Hay cascos históricos que parecen haber sido diseñados con escuadra y cartabón. La Orotava, en cambio, nació de otra manera. Sus calles empedradas suben, bajan y se curvan siguiendo la pendiente y el curso del agua. Basta con levantar la vista para descubrir unas gárgolas, de aspecto fantasmal y caricaturesco, que vigilan desde la iglesia de la Concepción, o bajarla para encontrar unos discretos guardaesquinas, testigos del paso y del roce de los antiguos carros. Esa singular forma de desarrollarse ha convertido al municipio en uno de los cascos históricos mejor conservados de Canarias, precisamente cuando se cumplen cincuenta años de su declaración como Conjunto Histórico-Artístico.

Villa Arriba y Villa Abajo: dos formas de entender La Orotava

Entre los barrancos de Araujo y de la Cruz del Teide, el municipio no responde a un modelo urbano ordenado o planificado. Su crecimiento, como explica el gestor técnico de Patrimonio del Ayuntamiento, Pablo Torres, estuvo condicionado por la topografía y por "unos repartimientos bastante irregulares de tierras, donde se trazaron solares favoreciendo a algunos deudos de la conquista, pero, sobre todo, por la presencia del agua".

Panorámica del  casco histórico de La Orotava

Panorámica del casco histórico de La Orotava / Arturo Jiménez

Allí, dividido en dos áreas diferenciadas, la Villa Arriba era la más humilde, con sus casas terreras, de una sola planta y con un pequeño terreno agrícola, y su arquitectura popular, vinculada a artesanos y pequeños propietarios. En la Villa Abajo, por su parte, se asentaron la nobleza, los conventos y las grandes casas señoriales, de estilo mudéjar, con sus balconadas, graneros y bodegas, propias de la aristocracia. Dos mundos distintos.

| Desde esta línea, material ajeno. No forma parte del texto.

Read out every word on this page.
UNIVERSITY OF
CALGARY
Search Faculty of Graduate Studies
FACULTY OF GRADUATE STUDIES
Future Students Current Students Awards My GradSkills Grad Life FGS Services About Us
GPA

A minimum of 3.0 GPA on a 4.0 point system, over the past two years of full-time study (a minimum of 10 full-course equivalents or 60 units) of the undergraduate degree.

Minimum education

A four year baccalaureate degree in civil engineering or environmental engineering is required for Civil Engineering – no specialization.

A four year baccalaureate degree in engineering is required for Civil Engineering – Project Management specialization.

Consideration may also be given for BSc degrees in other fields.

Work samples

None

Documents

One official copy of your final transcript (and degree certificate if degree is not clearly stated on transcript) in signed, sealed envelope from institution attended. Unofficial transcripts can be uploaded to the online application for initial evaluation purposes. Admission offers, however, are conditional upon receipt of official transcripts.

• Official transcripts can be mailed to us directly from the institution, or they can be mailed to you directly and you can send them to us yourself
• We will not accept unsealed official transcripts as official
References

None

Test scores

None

Unos en la zona alta, otros en la baja, pero unidos por el cauce que descendía desde Aguamansa y alimentaba acequias, molinos y todo tipo de cultivos.

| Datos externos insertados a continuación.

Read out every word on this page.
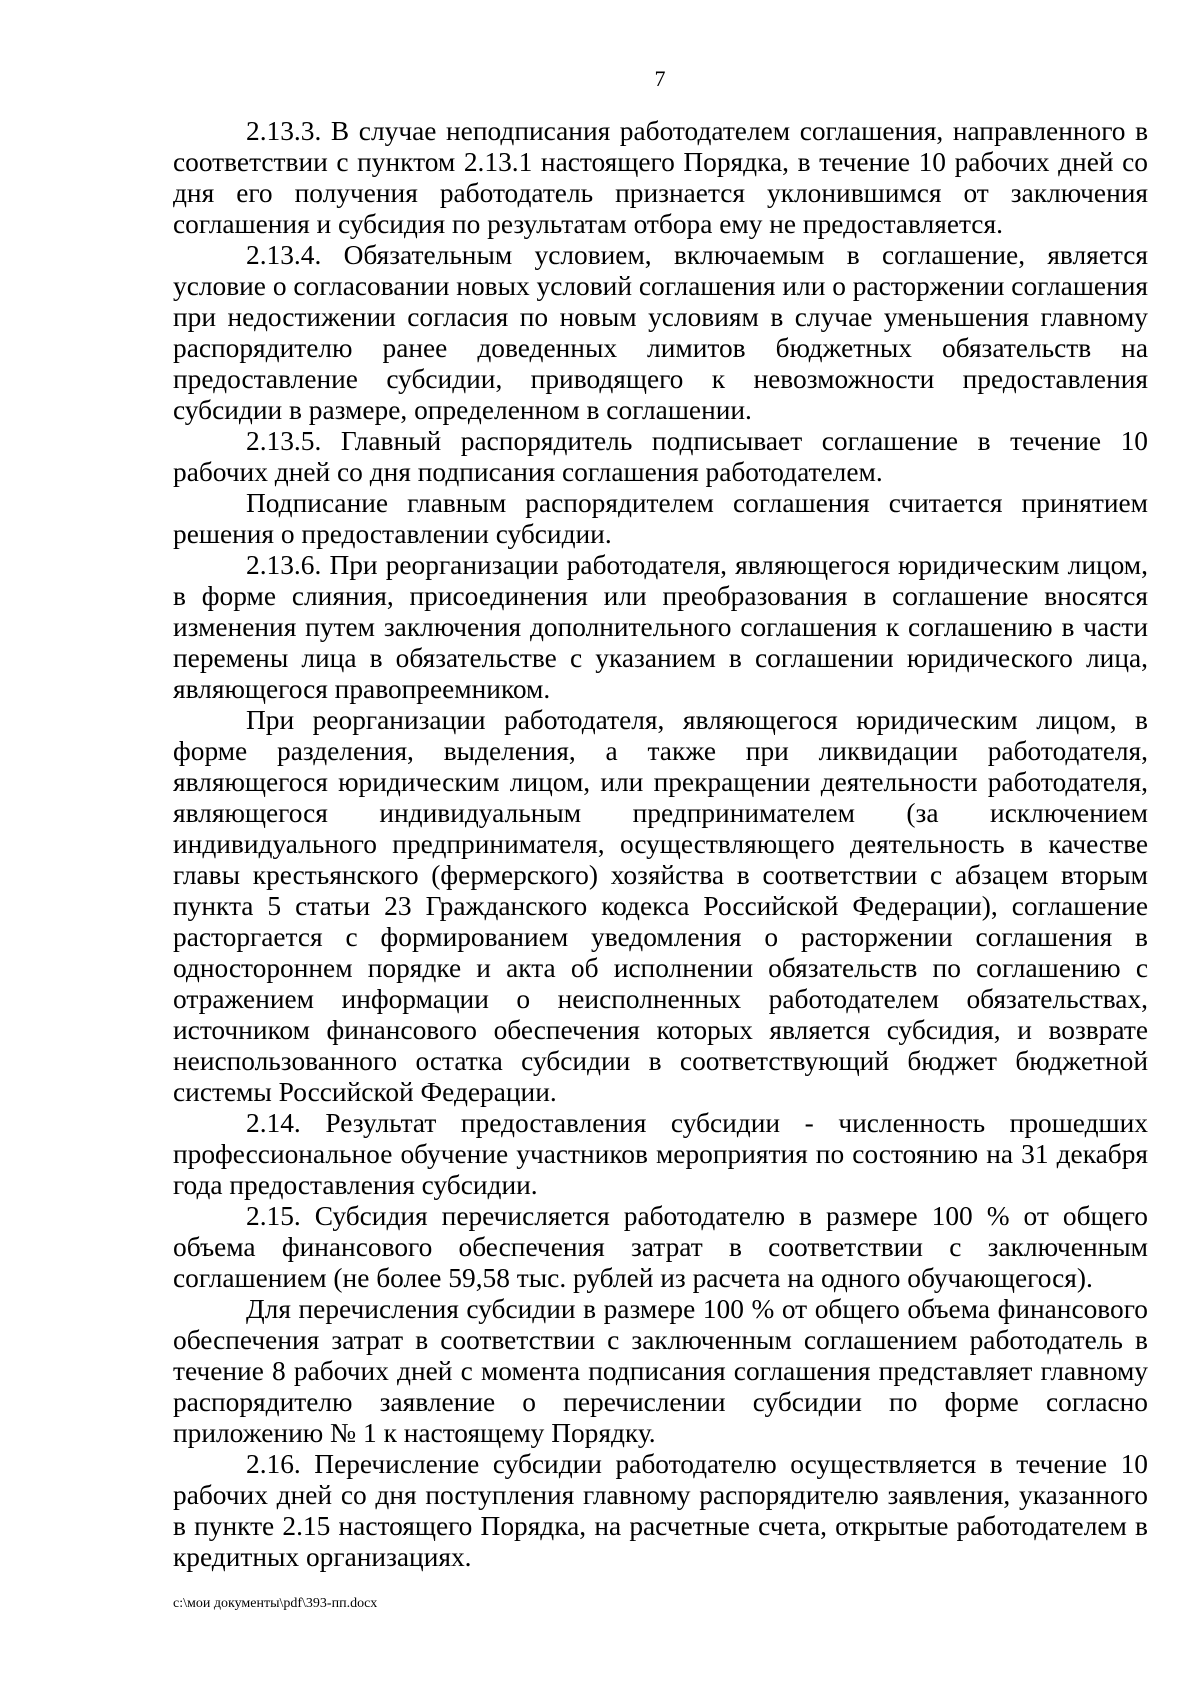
7

2.13.3. В случае неподписания работодателем соглашения, направленного в соответствии с пунктом 2.13.1 настоящего Порядка, в течение 10 рабочих дней со дня его получения работодатель признается уклонившимся от заключения соглашения и субсидия по результатам отбора ему не предоставляется.

2.13.4. Обязательным условием, включаемым в соглашение, является условие о согласовании новых условий соглашения или о расторжении соглашения при недостижении согласия по новым условиям в случае уменьшения главному распорядителю ранее доведенных лимитов бюджетных обязательств на предоставление субсидии, приводящего к невозможности предоставления субсидии в размере, определенном в соглашении.

2.13.5. Главный распорядитель подписывает соглашение в течение 10 рабочих дней со дня подписания соглашения работодателем.

Подписание главным распорядителем соглашения считается принятием решения о предоставлении субсидии.

2.13.6. При реорганизации работодателя, являющегося юридическим лицом, в форме слияния, присоединения или преобразования в соглашение вносятся изменения путем заключения дополнительного соглашения к соглашению в части перемены лица в обязательстве с указанием в соглашении юридического лица, являющегося правопреемником.

При реорганизации работодателя, являющегося юридическим лицом, в форме разделения, выделения, а также при ликвидации работодателя, являющегося юридическим лицом, или прекращении деятельности работодателя, являющегося индивидуальным предпринимателем (за исключением индивидуального предпринимателя, осуществляющего деятельность в качестве главы крестьянского (фермерского) хозяйства в соответствии с абзацем вторым пункта 5 статьи 23 Гражданского кодекса Российской Федерации), соглашение расторгается с формированием уведомления о расторжении соглашения в одностороннем порядке и акта об исполнении обязательств по соглашению с отражением информации о неисполненных работодателем обязательствах, источником финансового обеспечения которых является субсидия, и возврате неиспользованного остатка субсидии в соответствующий бюджет бюджетной системы Российской Федерации.

2.14. Результат предоставления субсидии - численность прошедших профессиональное обучение участников мероприятия по состоянию на 31 декабря года предоставления субсидии.

2.15. Субсидия перечисляется работодателю в размере 100 % от общего объема финансового обеспечения затрат в соответствии с заключенным соглашением (не более 59,58 тыс. рублей из расчета на одного обучающегося).

Для перечисления субсидии в размере 100 % от общего объема финансового обеспечения затрат в соответствии с заключенным соглашением работодатель в течение 8 рабочих дней с момента подписания соглашения представляет главному распорядителю заявление о перечислении субсидии по форме согласно приложению № 1 к настоящему Порядку.

2.16. Перечисление субсидии работодателю осуществляется в течение 10 рабочих дней со дня поступления главному распорядителю заявления, указанного в пункте 2.15 настоящего Порядка, на расчетные счета, открытые работодателем в кредитных организациях.

c:\мои документы\pdf\393-пп.docx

El agua, la gran protagonista del desarrollo histórico de la Villa

Y es que “el agua”, como resume el historiador de la Universidad de La Laguna, Manuel Hernández, "era la arteria principal del Valle de La Orotava". Ese caudal, que descendía desde las medianías hasta el casco urbano a través de una red de canales que aún hoy se conservan, conformaba un sistema hidráulico que no solo abastecía a los trece molinos de gofio —de los que hoy permanecen diez—, sino que también llegó a suministrar energía a pequeñas centrales eléctricas, proporcionar agua a la población y a los conventos, además de alimentar tres lavaderos públicos, de los que únicamente se mantiene uno.

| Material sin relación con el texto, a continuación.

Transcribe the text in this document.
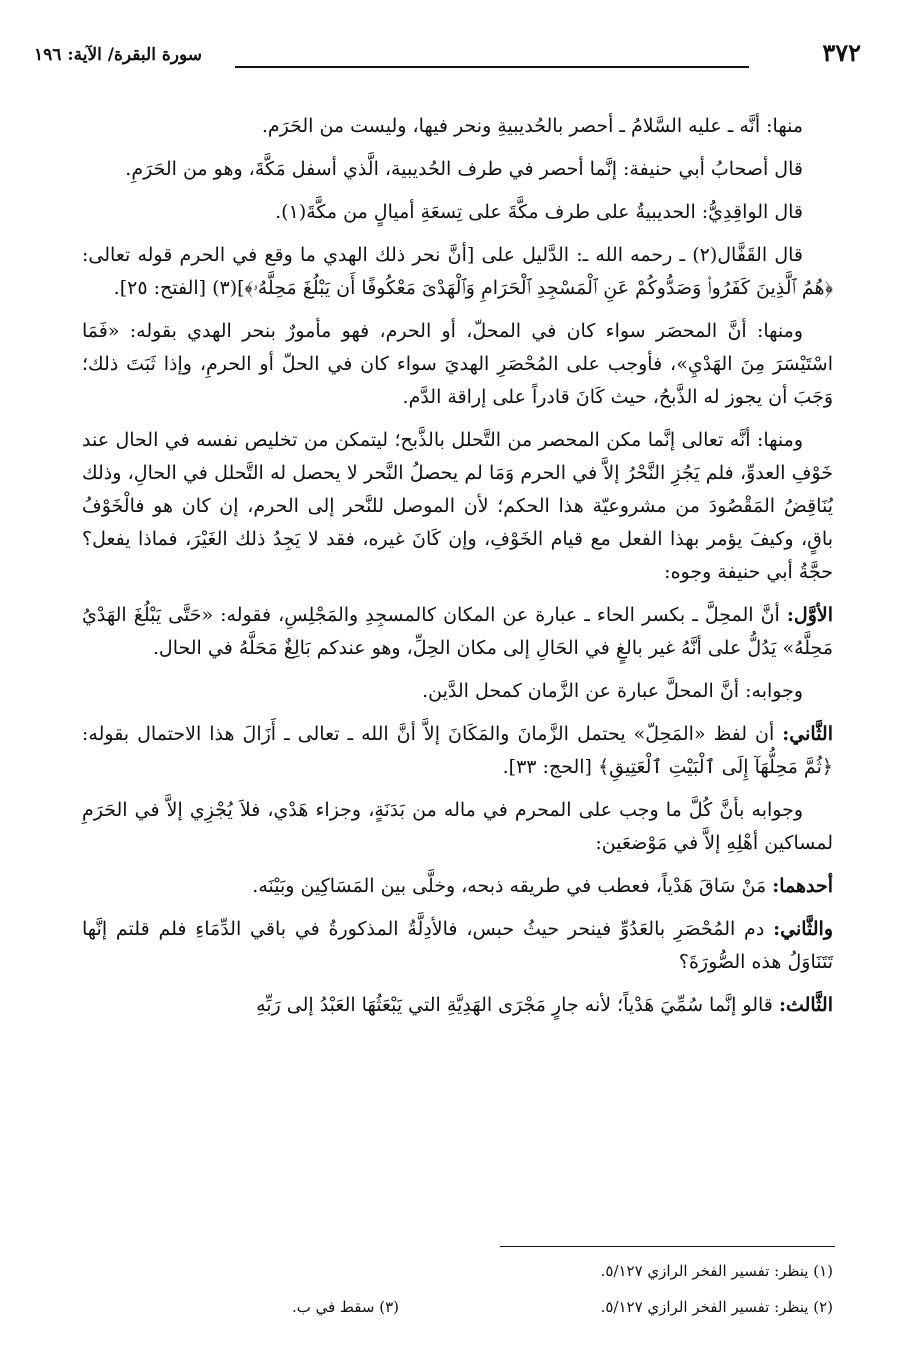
٣٧٢
سورة البقرة/ الآية: ١٩٦

منها: أنَّه ـ عليه السَّلامُ ـ أحصر بالحُديبيةِ ونحر فيها، وليست من الحَرَم.

قال أصحابُ أبي حنيفة: إنَّما أحصر في طرف الحُديبية، الَّذي أسفل مَكَّةَ، وهو من الحَرَمِ.

قال الواقِدِيُّ: الحديبيةُ على طرف مكَّةَ على تِسعَةِ أميالٍ من مكَّةَ(١).

قال القَفَّال(٢) ـ رحمه الله ـ: الدَّليل على [أنَّ نحر ذلك الهدي ما وقع في الحرم قوله تعالى: ﴿هُمُ ٱلَّذِينَ كَفَرُوا۟ وَصَدُّوكُمْ عَنِ ٱلْمَسْجِدِ ٱلْحَرَامِ وَٱلْهَدْىَ مَعْكُوفًا أَن يَبْلُغَ مَحِلَّهُۥ﴾](٣) [الفتح: ٢٥].

ومنها: أنَّ المحصَر سواء كان في المحلّ، أو الحرم، فهو مأمورٌ بنحر الهدي بقوله: «فَمَا اسْتَيْسَرَ مِنَ الهَدْيِ»، فأوجب على المُحْصَرِ الهديَ سواء كان في الحلّ أو الحرمِ، وإذا ثَبَتَ ذلك؛ وَجَبَ أن يجوز له الذَّبحُ، حيث كَانَ قادراً على إراقة الدَّم.

ومنها: أنَّه تعالى إنَّما مكن المحصر من التَّحلل بالذَّبح؛ ليتمكن من تخليص نفسه في الحال عند خَوْفِ العدوِّ، فلم يَجُزِ النَّحْرُ إلاَّ في الحرم وَمَا لم يحصلُ النَّحر لا يحصل له التَّحلل في الحالِ، وذلك يُنَاقِضُ المَقْصُودَ من مشروعيّة هذا الحكم؛ لأن الموصل للنَّحر إلى الحرم، إن كان هو فالْخَوْفُ باقٍ، وكيفَ يؤمر بهذا الفعل مع قيام الخَوْفِ، وإن كَانَ غيره، فقد لا يَجِدُ ذلك الغَيْرَ، فماذا يفعل؟ حجَّةُ أبي حنيفة وجوه:

الأوَّل: أنَّ المحِلَّ ـ بكسر الحاء ـ عبارة عن المكان كالمسجِدِ والمَجْلِسِ، فقوله: «حَتَّى يَبْلُغَ الهَدْيُ مَحِلَّهُ» يَدُلُّ على أنَّهُ غير بالغٍ في الحَالِ إلى مكان الحِلِّ، وهو عندكم بَالِغٌ مَحَلَّهُ في الحال.

وجوابه: أنَّ المحلَّ عبارة عن الزَّمان كمحل الدَّين.

الثَّاني: أن لفظ «المَحِلّ» يحتمل الزَّمانَ والمَكَانَ إلاَّ أنَّ الله ـ تعالى ـ أَزَالَ هذا الاحتمال بقوله: ﴿ثُمَّ مَحِلُّهَآ إِلَى ٱلْبَيْتِ ٱلْعَتِيقِ﴾ [الحج: ٣٣].

وجوابه بأنَّ كُلَّ ما وجب على المحرم في ماله من بَدَنَةٍ، وجزاء هَدْي، فلاَ يُجْزِي إلاَّ في الحَرَمِ لمساكين أهْلِهِ إلاَّ في مَوْضعَين:

أحدهما: مَنْ سَاقَ هَدْياً، فعطب في طريقه ذبحه، وخلَّى بين المَسَاكِين وبَيْنَه.

والثَّاني: دم المُحْصَرِ بالعَدُوِّ فينحر حيثُ حبس، فالأدِلَّةُ المذكورةُ في باقي الدِّمَاءِ فلم قلتم إنَّها تَتَنَاوَلُ هذه الصُّورَةَ؟

الثَّالث: قالو إنَّما سُمِّيَ هَدْياً؛ لأنه جارٍ مَجْرَى الهَدِيَّةِ التي يَبْعَثُهَا العَبْدُ إلى رَبِّهِ

(١) ينظر: تفسير الفخر الرازي ٥/١٢٧.
(٢) ينظر: تفسير الفخر الرازي ٥/١٢٧.
(٣) سقط في ب.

Uno de los lavaderos de antaño, ahora como museo

Uno de los lavaderos de antaño, ahora como museo / Arturo Jiménez

Por si fuera poco, el agua "no solo hizo posible el cultivo de la malvasía y del vidueño, motores económicos de la Villa durante siglos, asimismo condicionó el asentamiento de la nobleza, el desarrollo de los oficios artesanales, como la carpintería y la sedería, y, en definitiva, la forma en la que La Orotava terminó creciendo", afirma Hernández. Sin embargo, al extraerse el recurso de las galerías, desde cotas inferiores del subsuelo, los manantiales dejaron de aflorar de forma natural en la superficie, lo que redujo considerablemente el caudal disponible de la época.

Un museo al aire libre

Pese a esos cambios, la huella de aquella historia sigue presente en el casco histórico, convertido hoy en un auténtico museo al aire libre. Su conservación resulta aún más llamativa si se tiene en cuenta que, aunque fue declarado Conjunto Histórico-Artístico en 1976, no tuvo una delimitación oficial hasta 2005. Quienes transiten sus calles, que combinan tramos adoquinados con otros empedrados, pueden descubrir desde un mausoleo masónico hasta un crisol de estilos arquitectónicos en su parroquia matriz.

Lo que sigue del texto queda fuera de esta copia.